Calling for urgent and coordinated action, the World Bank, the UN World Food Programme, the World Trade Organization and the International Monetary Fund warned that the food crisis was pushing millions of people into poverty.
“The threat is highest for the poorest countries with a large share of consumption from food imports, but vulnerability is increasing rapidly in middle-income countries, which host the majority of the world’s poor,” the joint statement from World Bank president, David Malpass, WFP executive director David Beasley, WTO director general Ngozi Okonjo-Iweala and IMF managing director Kristalina Georgieva said.
The World Bank has estimated that for each one percentage point increase in food prices, 10 million people are thrown into extreme poverty worldwide, while Okonjo-Iweala warned last month that hunger raised the risk of food riots.

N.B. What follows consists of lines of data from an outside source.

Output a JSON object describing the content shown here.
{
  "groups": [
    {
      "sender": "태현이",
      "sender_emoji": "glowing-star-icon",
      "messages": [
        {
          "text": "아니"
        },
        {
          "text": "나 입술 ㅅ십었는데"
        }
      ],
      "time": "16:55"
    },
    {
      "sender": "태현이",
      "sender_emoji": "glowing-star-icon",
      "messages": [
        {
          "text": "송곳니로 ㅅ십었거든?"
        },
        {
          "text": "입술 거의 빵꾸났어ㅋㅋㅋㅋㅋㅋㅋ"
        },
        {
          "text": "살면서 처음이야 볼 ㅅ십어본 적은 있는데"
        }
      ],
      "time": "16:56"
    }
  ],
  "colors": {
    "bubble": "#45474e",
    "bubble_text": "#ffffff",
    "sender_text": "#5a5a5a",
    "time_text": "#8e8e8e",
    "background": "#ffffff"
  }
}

“The increase in food prices and supply shocks can fuel social tensions in many of the affected countries, especially those that are already fragile or affected by conflict,” the statement said.
Issued before next week’s spring meetings of the World Bank and the IMF in Washington, the statement by the leaders of the four global institutions said the world was being hit by compounding crises – including Covid-19, the war in Ukraine and sharply rising costs of staple foods.
They called on the international community to support vulnerable countries through coordinated actions including emergency food supplies, financial support, increased agricultural production and open trade.
“We also urge the international community to help support urgent financing needs, including through grants. This should include financing of immediate food supplies, safety nets to address the needs of the poor, and for small farmers facing higher input prices.
“We also urge all countries to keep trade open and avoid restrictive measures such as export bans on food or fertiliser that further exacerbate the suffering of the most vulnerable people. It is especially important not to impose export restrictions on humanitarian food purchases by the UN’s World Food Programme.”